Было бы слишком долго рыться в старых газетных и журнальных статьях, но у меня записан в высшей степени характерный отзыв критика ‘Русского вестника’ о картине г. Репина ‘Бурлаки’, которая хотя появилась и не на передвижной выставке, но вполне соответствовала духу ее. Критик писал: ‘Бурлаки’ сильно отзывались стихотворениями г. Некрасова и явно били на гражданский смысл. Но, помимо этого недостатка, картина отличалась самыми положительными достоинствами. Группа бурлаков выделялась превосходным пятном на огромном холсте… Громадный поволжский пейзаж, необыкновенно трудный по своей пустынности, служит превосходным фоном для этой сбившейся в кучу толпы’. Итак, ‘гражданский смысл’ — вот недостаток, ‘превосходное пятно на превосходном фоне’ — вот достоинство. Это было написано в 70-х годах, но и в последнее время вы могли услышать нечто подобное. Критики и зрители этого сорта требуют от картины превосходных пятен на превосходном фоне. Превосходное, конечно, превосходно. Но стараясь по возможности приблизиться к этому техническому превосходству (в общем никто не упрекнет их в небрежной работе), передвижники думали, что насытить кристалл очей превосходными пятнами — еще не значит взять с искусства все, что оно может и должно дать, что эти превосходные пятна должны служить проводниками для передачи настроения художника зрителю, для внушения ему известных чувств. Представители этого течения действовали искренно и сознательно, тогда как критики, исповедовавшие исключительный культ превосходных пятен, либо находились во власти недоразумения, либо сознательно лгали. В сущности, они протестовали только против того, что они называли ‘гражданским смыслом’, и если бы они встретили в картине то, что они называли ‘патриотическим’ настроением, они бы ничего не имели против и находили бы вполне законным такое воздействие на зрителей при посредстве превосходных пятен. Это и в литературе было. ‘Русский вестник’ и подобные ему органы громили тенденциозные романы во славу чистого искусства и в то же время восторгались тенденциознейшими романами Болеслава Маркевича, г. Авсеенко и т. п. Под видом борьбы с тенденцией за чистое искусство шла, в сущности, борьба с одной тенденцией за другую. Задачи искусства можно бы было с этой точки зрения совсем в стороне оставить и обмениваться речами ‘о любви к отечеству и народной гордости’.

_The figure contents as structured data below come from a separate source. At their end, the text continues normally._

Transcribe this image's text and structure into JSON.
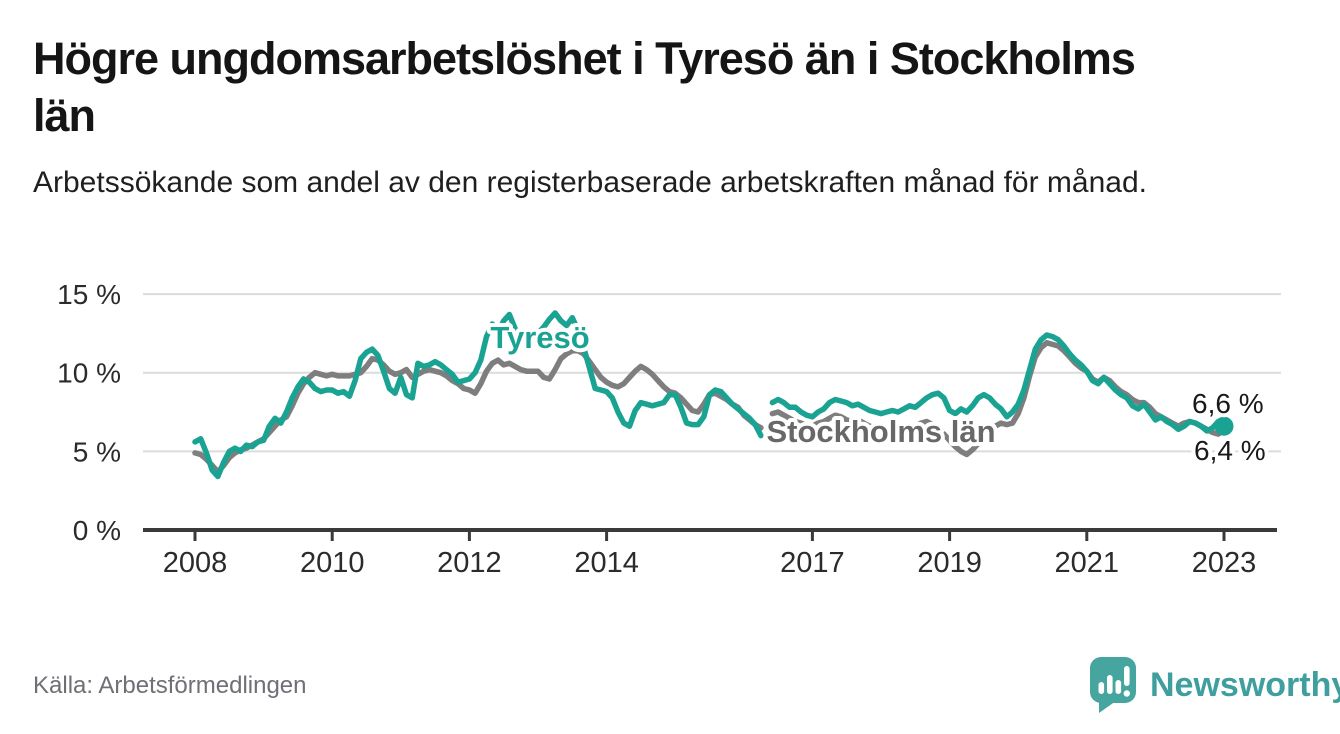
{
  "title_lines": [
    "Högre ungdomsarbetslöshet i Tyresö än i Stockholms",
    "län"
  ],
  "subtitle": "Arbetssökande som andel av den registerbaserade arbetskraften månad för månad.",
  "source": "Källa: Arbetsförmedlingen",
  "logo": {
    "text": "Newsworthy",
    "icon": "bar-chart-speech-bubble"
  },
  "colors": {
    "tyreso_line": "#1aa392",
    "stockholm_line": "#7e7e7e",
    "stockholm_label": "#686868",
    "grid": "#dcdcdc",
    "axis": "#3a3a3a",
    "tick_text": "#2b2b2b",
    "end_label_text": "#191919",
    "source_text": "#6f6f76",
    "brand_teal": "#3f9f9f",
    "background": "#ffffff"
  },
  "chart_data": {
    "type": "line",
    "title": "Högre ungdomsarbetslöshet i Tyresö än i Stockholms län",
    "subtitle": "Arbetssökande som andel av den registerbaserade arbetskraften månad för månad.",
    "unit": "%",
    "x_start": "2008-01",
    "x_end": "2023-01",
    "x_step": "1 month",
    "data_gap": "2016-05",
    "ylim": [
      0,
      15
    ],
    "yticks": [
      0,
      5,
      10,
      15
    ],
    "ytick_labels": [
      "0 %",
      "5 %",
      "10 %",
      "15 %"
    ],
    "xticks": [
      2008,
      2010,
      2012,
      2014,
      2017,
      2019,
      2021,
      2023
    ],
    "grid": "horizontal-only",
    "legend": "inline-labels",
    "series": [
      {
        "id": "tyreso",
        "name": "Tyresö",
        "color": "#1aa392",
        "end_label": "6,6 %",
        "end_value": 6.6,
        "values": [
          5.6,
          5.8,
          4.9,
          3.8,
          3.4,
          4.3,
          5.0,
          5.2,
          5.0,
          5.4,
          5.3,
          5.6,
          5.7,
          6.6,
          7.1,
          6.8,
          7.5,
          8.4,
          9.1,
          9.6,
          9.4,
          9.0,
          8.8,
          8.9,
          8.9,
          8.7,
          8.8,
          8.5,
          9.5,
          10.9,
          11.3,
          11.5,
          11.1,
          10.1,
          9.0,
          8.7,
          9.7,
          8.6,
          8.4,
          10.6,
          10.4,
          10.5,
          10.7,
          10.5,
          10.2,
          9.9,
          9.4,
          9.5,
          9.6,
          10.0,
          10.8,
          12.3,
          13.1,
          12.6,
          13.3,
          13.7,
          12.8,
          12.4,
          12.6,
          12.3,
          12.5,
          12.9,
          13.4,
          13.8,
          13.3,
          13.0,
          13.5,
          12.7,
          11.6,
          10.3,
          9.0,
          8.9,
          8.8,
          8.4,
          7.5,
          6.8,
          6.6,
          7.6,
          8.1,
          8.0,
          7.9,
          8.0,
          8.1,
          8.6,
          8.6,
          7.8,
          6.8,
          6.7,
          6.7,
          7.2,
          8.6,
          8.9,
          8.8,
          8.4,
          8.0,
          7.7,
          7.4,
          7.1,
          6.7,
          6.0,
          null,
          8.1,
          8.3,
          8.1,
          7.8,
          7.8,
          7.5,
          7.3,
          7.2,
          7.5,
          7.7,
          8.1,
          8.3,
          8.2,
          8.1,
          7.9,
          8.0,
          7.8,
          7.6,
          7.5,
          7.4,
          7.5,
          7.6,
          7.5,
          7.7,
          7.9,
          7.8,
          8.1,
          8.4,
          8.6,
          8.7,
          8.4,
          7.6,
          7.4,
          7.7,
          7.5,
          7.9,
          8.4,
          8.6,
          8.4,
          8.0,
          7.7,
          7.2,
          7.5,
          8.0,
          8.9,
          10.2,
          11.5,
          12.1,
          12.4,
          12.3,
          12.1,
          11.7,
          11.2,
          10.8,
          10.5,
          10.1,
          9.5,
          9.3,
          9.7,
          9.3,
          8.9,
          8.6,
          8.4,
          7.9,
          7.7,
          8.0,
          7.5,
          7.0,
          7.2,
          6.9,
          6.7,
          6.4,
          6.6,
          6.9,
          6.8,
          6.6,
          6.3,
          6.5,
          6.9,
          6.6
        ]
      },
      {
        "id": "stockholms-lan",
        "name": "Stockholms län",
        "color": "#7e7e7e",
        "end_label": "6,4 %",
        "end_value": 6.4,
        "values": [
          4.9,
          4.8,
          4.5,
          4.1,
          3.7,
          4.1,
          4.6,
          4.9,
          5.1,
          5.2,
          5.4,
          5.6,
          5.8,
          6.2,
          6.6,
          7.0,
          7.2,
          7.9,
          8.7,
          9.3,
          9.7,
          10.0,
          9.9,
          9.8,
          9.9,
          9.8,
          9.8,
          9.8,
          9.9,
          10.0,
          10.4,
          10.9,
          10.8,
          10.5,
          10.1,
          9.9,
          10.0,
          10.2,
          9.7,
          9.9,
          10.1,
          10.2,
          10.1,
          10.0,
          9.8,
          9.5,
          9.3,
          9.0,
          8.9,
          8.7,
          9.3,
          10.1,
          10.6,
          10.8,
          10.5,
          10.6,
          10.4,
          10.2,
          10.1,
          10.1,
          10.1,
          9.7,
          9.6,
          10.2,
          10.9,
          11.2,
          11.4,
          11.4,
          11.2,
          10.7,
          10.2,
          9.7,
          9.4,
          9.2,
          9.1,
          9.3,
          9.7,
          10.1,
          10.4,
          10.2,
          9.9,
          9.5,
          9.1,
          8.8,
          8.7,
          8.4,
          8.0,
          7.6,
          7.5,
          8.0,
          8.6,
          8.7,
          8.5,
          8.3,
          8.0,
          7.8,
          7.3,
          7.0,
          6.7,
          6.5,
          null,
          7.4,
          7.5,
          7.3,
          7.1,
          6.9,
          6.8,
          6.6,
          6.6,
          6.8,
          6.9,
          7.1,
          7.3,
          7.2,
          7.0,
          6.9,
          7.0,
          6.8,
          6.6,
          6.5,
          6.4,
          6.5,
          6.5,
          6.4,
          6.5,
          6.7,
          6.6,
          6.8,
          6.9,
          6.7,
          6.4,
          6.1,
          5.7,
          5.3,
          5.0,
          4.8,
          5.1,
          5.5,
          6.0,
          6.4,
          6.6,
          6.8,
          6.7,
          6.8,
          7.4,
          8.4,
          9.8,
          11.0,
          11.6,
          11.9,
          11.8,
          11.7,
          11.4,
          11.0,
          10.6,
          10.3,
          10.1,
          9.6,
          9.4,
          9.7,
          9.5,
          9.1,
          8.8,
          8.6,
          8.3,
          8.1,
          8.1,
          7.8,
          7.4,
          7.2,
          7.0,
          6.8,
          6.6,
          6.8,
          6.9,
          6.8,
          6.6,
          6.4,
          6.2,
          6.1,
          6.4
        ]
      }
    ]
  }
}
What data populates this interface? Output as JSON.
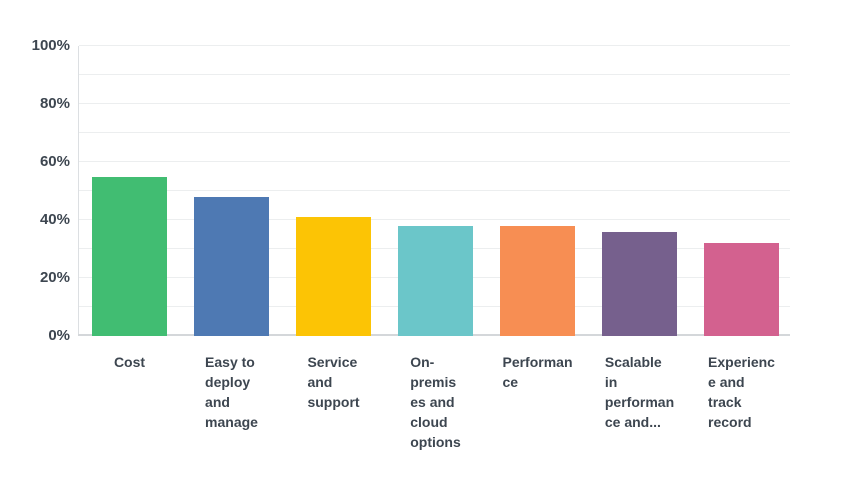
{
  "colors": {
    "background": "#ffffff",
    "text": "#3d4650",
    "gridline": "#eceeef",
    "baseline": "#d4d7da",
    "axis_line": "#dcdfe2"
  },
  "chart_data": {
    "type": "bar",
    "title": "",
    "xlabel": "",
    "ylabel": "",
    "legend": "none",
    "grid": "horizontal, minor lines every 10%",
    "ylim": [
      0,
      100
    ],
    "y_ticks": [
      {
        "value": 0,
        "label": "0%"
      },
      {
        "value": 20,
        "label": "20%"
      },
      {
        "value": 40,
        "label": "40%"
      },
      {
        "value": 60,
        "label": "60%"
      },
      {
        "value": 80,
        "label": "80%"
      },
      {
        "value": 100,
        "label": "100%"
      }
    ],
    "minor_grid_values": [
      10,
      20,
      30,
      40,
      50,
      60,
      70,
      80,
      90,
      100
    ],
    "categories": [
      "Cost",
      "Easy to deploy and manage",
      "Service and support",
      "On-premises and cloud options",
      "Performance",
      "Scalable in performance and...",
      "Experience and track record"
    ],
    "display_labels": [
      "Cost",
      "Easy to\ndeploy\nand\nmanage",
      "Service\nand\nsupport",
      "On-\npremis\nes and\ncloud\noptions",
      "Performan\nce",
      "Scalable\nin\nperforman\nce and...",
      "Experienc\ne and\ntrack\nrecord"
    ],
    "values": [
      55,
      48,
      41,
      38,
      38,
      36,
      32
    ],
    "unit": "%",
    "bar_colors": [
      "#41bd72",
      "#4e79b3",
      "#fcc405",
      "#6bc6c9",
      "#f78e53",
      "#76608d",
      "#d3618f"
    ]
  }
}
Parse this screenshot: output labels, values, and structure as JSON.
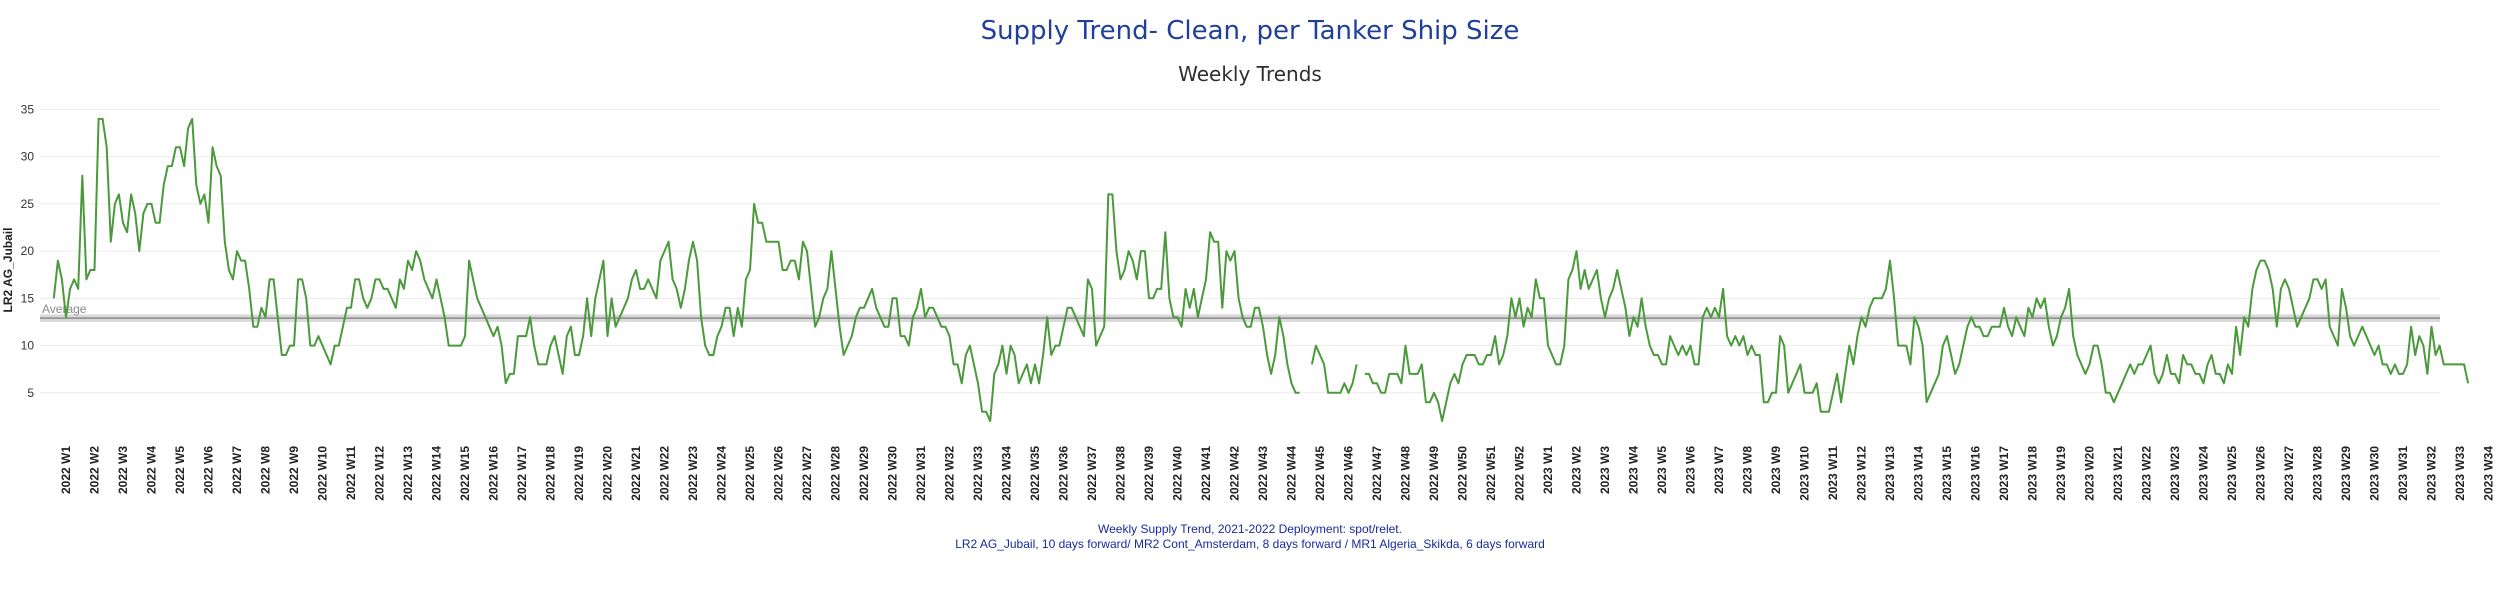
{
  "header": {
    "title": "Supply Trend- Clean, per Tanker Ship Size",
    "subtitle": "Weekly Trends"
  },
  "footer": {
    "line1": "Weekly Supply Trend, 2021-2022 Deployment: spot/relet.",
    "line2": "LR2 AG_Jubail, 10 days forward/ MR2 Cont_Amsterdam, 8 days forward / MR1 Algeria_Skikda, 6 days forward"
  },
  "colors": {
    "line": "#4a9a3c",
    "average": "#8a8a8a",
    "band": "#cfcfcf",
    "grid": "#ececec",
    "title": "#1f3f9a"
  },
  "chart_data": {
    "type": "line",
    "title": "Weekly Trends",
    "xlabel": "",
    "ylabel": "LR2 AG_Jubail",
    "ylim": [
      0,
      36
    ],
    "yticks": [
      5,
      10,
      15,
      20,
      25,
      30,
      35
    ],
    "grid": true,
    "reference_line": {
      "label": "Average",
      "value": 12.9
    },
    "categories": [
      "2022 W1",
      "2022 W2",
      "2022 W3",
      "2022 W4",
      "2022 W5",
      "2022 W6",
      "2022 W7",
      "2022 W8",
      "2022 W9",
      "2022 W10",
      "2022 W11",
      "2022 W12",
      "2022 W13",
      "2022 W14",
      "2022 W15",
      "2022 W16",
      "2022 W17",
      "2022 W18",
      "2022 W19",
      "2022 W20",
      "2022 W21",
      "2022 W22",
      "2022 W23",
      "2022 W24",
      "2022 W25",
      "2022 W26",
      "2022 W27",
      "2022 W28",
      "2022 W29",
      "2022 W30",
      "2022 W31",
      "2022 W32",
      "2022 W33",
      "2022 W34",
      "2022 W35",
      "2022 W36",
      "2022 W37",
      "2022 W38",
      "2022 W39",
      "2022 W40",
      "2022 W41",
      "2022 W42",
      "2022 W43",
      "2022 W44",
      "2022 W45",
      "2022 W46",
      "2022 W47",
      "2022 W48",
      "2022 W49",
      "2022 W50",
      "2022 W51",
      "2022 W52",
      "2023 W1",
      "2023 W2",
      "2023 W3",
      "2023 W4",
      "2023 W5",
      "2023 W6",
      "2023 W7",
      "2023 W8",
      "2023 W9",
      "2023 W10",
      "2023 W11",
      "2023 W12",
      "2023 W13",
      "2023 W14",
      "2023 W15",
      "2023 W16",
      "2023 W17",
      "2023 W18",
      "2023 W19",
      "2023 W20",
      "2023 W21",
      "2023 W22",
      "2023 W23",
      "2023 W24",
      "2023 W25",
      "2023 W26",
      "2023 W27",
      "2023 W28",
      "2023 W29",
      "2023 W30",
      "2023 W31",
      "2023 W32",
      "2023 W33",
      "2023 W34"
    ],
    "series": [
      {
        "name": "LR2 AG_Jubail",
        "daily_values": [
          [
            15,
            19,
            17,
            13,
            16,
            17,
            16
          ],
          [
            28,
            17,
            18,
            18,
            34,
            34,
            31
          ],
          [
            21,
            25,
            26,
            23,
            22,
            26,
            24
          ],
          [
            20,
            24,
            25,
            25,
            23,
            23,
            27
          ],
          [
            29,
            29,
            31,
            31,
            29,
            33,
            34
          ],
          [
            27,
            25,
            26,
            23,
            31,
            29,
            28
          ],
          [
            21,
            18,
            17,
            20,
            19,
            19,
            16
          ],
          [
            12,
            12,
            14,
            13,
            17,
            17,
            13
          ],
          [
            9,
            9,
            10,
            10,
            17,
            17,
            15
          ],
          [
            10,
            10,
            11,
            10,
            9,
            8,
            10
          ],
          [
            10,
            12,
            14,
            14,
            17,
            17,
            15
          ],
          [
            14,
            15,
            17,
            17,
            16,
            16,
            15
          ],
          [
            14,
            17,
            16,
            19,
            18,
            20,
            19
          ],
          [
            17,
            16,
            15,
            17,
            15,
            13,
            10
          ],
          [
            10,
            10,
            10,
            11,
            19,
            17,
            15
          ],
          [
            14,
            13,
            12,
            11,
            12,
            10,
            6
          ],
          [
            7,
            7,
            11,
            11,
            11,
            13,
            10
          ],
          [
            8,
            8,
            8,
            10,
            11,
            9,
            7
          ],
          [
            11,
            12,
            9,
            9,
            11,
            15,
            11
          ],
          [
            15,
            17,
            19,
            11,
            15,
            12,
            13
          ],
          [
            14,
            15,
            17,
            18,
            16,
            16,
            17
          ],
          [
            16,
            15,
            19,
            20,
            21,
            17,
            16
          ],
          [
            14,
            16,
            19,
            21,
            19,
            13,
            10
          ],
          [
            9,
            9,
            11,
            12,
            14,
            14,
            11
          ],
          [
            14,
            12,
            17,
            18,
            25,
            23,
            23
          ],
          [
            21,
            21,
            21,
            21,
            18,
            18,
            19
          ],
          [
            19,
            17,
            21,
            20,
            16,
            12,
            13
          ],
          [
            15,
            16,
            20,
            16,
            12,
            9,
            10
          ],
          [
            11,
            13,
            14,
            14,
            15,
            16,
            14
          ],
          [
            13,
            12,
            12,
            15,
            15,
            11,
            11
          ],
          [
            10,
            13,
            14,
            16,
            13,
            14,
            14
          ],
          [
            13,
            12,
            12,
            11,
            8,
            8,
            6
          ],
          [
            9,
            10,
            8,
            6,
            3,
            3,
            2
          ],
          [
            7,
            8,
            10,
            7,
            10,
            9,
            6
          ],
          [
            7,
            8,
            6,
            8,
            6,
            9,
            13
          ],
          [
            9,
            10,
            10,
            12,
            14,
            14,
            13
          ],
          [
            12,
            11,
            17,
            16,
            10,
            11,
            12
          ],
          [
            26,
            26,
            20,
            17,
            18,
            20,
            19
          ],
          [
            17,
            20,
            20,
            15,
            15,
            16,
            16
          ],
          [
            22,
            15,
            13,
            13,
            12,
            16,
            14
          ],
          [
            16,
            13,
            15,
            17,
            22,
            21,
            21
          ],
          [
            14,
            20,
            19,
            20,
            15,
            13,
            12
          ],
          [
            12,
            14,
            14,
            12,
            9,
            7,
            9
          ],
          [
            13,
            11,
            8,
            6,
            5,
            5,
            null
          ],
          [
            null,
            8,
            10,
            9,
            8,
            5,
            5
          ],
          [
            5,
            5,
            6,
            5,
            6,
            8,
            null
          ],
          [
            7,
            7,
            6,
            6,
            5,
            5,
            7
          ],
          [
            7,
            7,
            6,
            10,
            7,
            7,
            7
          ],
          [
            8,
            4,
            4,
            5,
            4,
            2,
            4
          ],
          [
            6,
            7,
            6,
            8,
            9,
            9,
            9
          ],
          [
            8,
            8,
            9,
            9,
            11,
            8,
            9
          ],
          [
            11,
            15,
            13,
            15,
            12,
            14,
            13
          ],
          [
            17,
            15,
            15,
            10,
            9,
            8,
            8
          ],
          [
            10,
            17,
            18,
            20,
            16,
            18,
            16
          ],
          [
            17,
            18,
            15,
            13,
            15,
            16,
            18
          ],
          [
            16,
            14,
            11,
            13,
            12,
            15,
            12
          ],
          [
            10,
            9,
            9,
            8,
            8,
            11,
            10
          ],
          [
            9,
            10,
            9,
            10,
            8,
            8,
            13
          ],
          [
            14,
            13,
            14,
            13,
            16,
            11,
            10
          ],
          [
            11,
            10,
            11,
            9,
            10,
            9,
            9
          ],
          [
            4,
            4,
            5,
            5,
            11,
            10,
            5
          ],
          [
            6,
            7,
            8,
            5,
            5,
            5,
            6
          ],
          [
            3,
            3,
            3,
            5,
            7,
            4,
            7
          ],
          [
            10,
            8,
            11,
            13,
            12,
            14,
            15
          ],
          [
            15,
            15,
            16,
            19,
            15,
            10,
            10
          ],
          [
            10,
            8,
            13,
            12,
            10,
            4,
            5
          ],
          [
            6,
            7,
            10,
            11,
            9,
            7,
            8
          ],
          [
            10,
            12,
            13,
            12,
            12,
            11,
            11
          ],
          [
            12,
            12,
            12,
            14,
            12,
            11,
            13
          ],
          [
            12,
            11,
            14,
            13,
            15,
            14,
            15
          ],
          [
            12,
            10,
            11,
            13,
            14,
            16,
            11
          ],
          [
            9,
            8,
            7,
            8,
            10,
            10,
            8
          ],
          [
            5,
            5,
            4,
            5,
            6,
            7,
            8
          ],
          [
            7,
            8,
            8,
            9,
            10,
            7,
            6
          ],
          [
            7,
            9,
            7,
            7,
            6,
            9,
            8
          ],
          [
            8,
            7,
            7,
            6,
            8,
            9,
            7
          ],
          [
            7,
            6,
            8,
            7,
            12,
            9,
            13
          ],
          [
            12,
            16,
            18,
            19,
            19,
            18,
            16
          ],
          [
            12,
            16,
            17,
            16,
            14,
            12,
            13
          ],
          [
            14,
            15,
            17,
            17,
            16,
            17,
            12
          ],
          [
            11,
            10,
            16,
            14,
            11,
            10,
            11
          ],
          [
            12,
            11,
            10,
            9,
            10,
            8,
            8
          ],
          [
            7,
            8,
            7,
            7,
            8,
            12,
            9
          ],
          [
            11,
            10,
            7,
            12,
            9,
            10,
            8
          ],
          [
            8,
            8,
            8,
            8,
            8,
            6,
            null
          ],
          [
            null,
            null,
            null,
            null,
            null,
            null,
            null
          ]
        ]
      }
    ]
  }
}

Так оно отчасти и было. Передвижники обличались в том, что они выбирают для художественного воспроизведения скорбные, темные стороны русской жизни и обходят светлые, в том, далее, что они ‘провоняли искусство полушубком’ и тем заслонили от общества более высокие, более тонкие тревоги и радости так называемых культурных классов. В совокупности этих черт и состоит ‘инкриминируемый гражданский смысл’, а отсюда уже идет нить к упреку в ущербе, нанесенном красоте, как единственному предмету искусства. О недоразумении или сознательной лжи, связанных с этим последним пунктом обвинения, я сейчас говорил. Прибавлю еще одно замечание: и в тех случаях, когда художник, по-видимому, ничего, кроме красоты, не преследует, он все-таки желает нечто внушить зрителю, а именно свой восторг перед красотой — женского тела, пейзажа, изящного или богатого наряда. Так что и здесь художник не избегает общего закона искусства. Нужно правду сказать, что произведений этого характера мало бывало на передвижных выставках. Бывали нарядные костюмы едва ли не исключительно ради их нарядности, но их было во всяком случае мало, и не они давали тон выставкам. Голого женского тела что-то и совсем не помню. Пейзажей было много (и с каждым годом все больше), но зато же и красоты в них было много. Стоит только вспомнить имена Шишкина, Волкова, Дубовского, посмотреть их пейзажи и на нынешней выставке, да посравнить с пейзажами на выставке русских и финляндских художников, чтобы понять, что такое настоящая красота. Надо, однако, заметить, что пейзажи, как я старался объяснить в другом месте, есть символ и одно из условий одиночества. И кроме художественного наслаждения, через посредство его пейзаж внушает зрителю спокойное, радостное, скорбное — смотря по обстоятельствам — чувство одиночества. Так называемой чистой красоты хорошо написанный пейзаж не дает и не может дать. Это, впрочем, мимоходом. Вернемся к упрекам в ‘гражданском смысле’.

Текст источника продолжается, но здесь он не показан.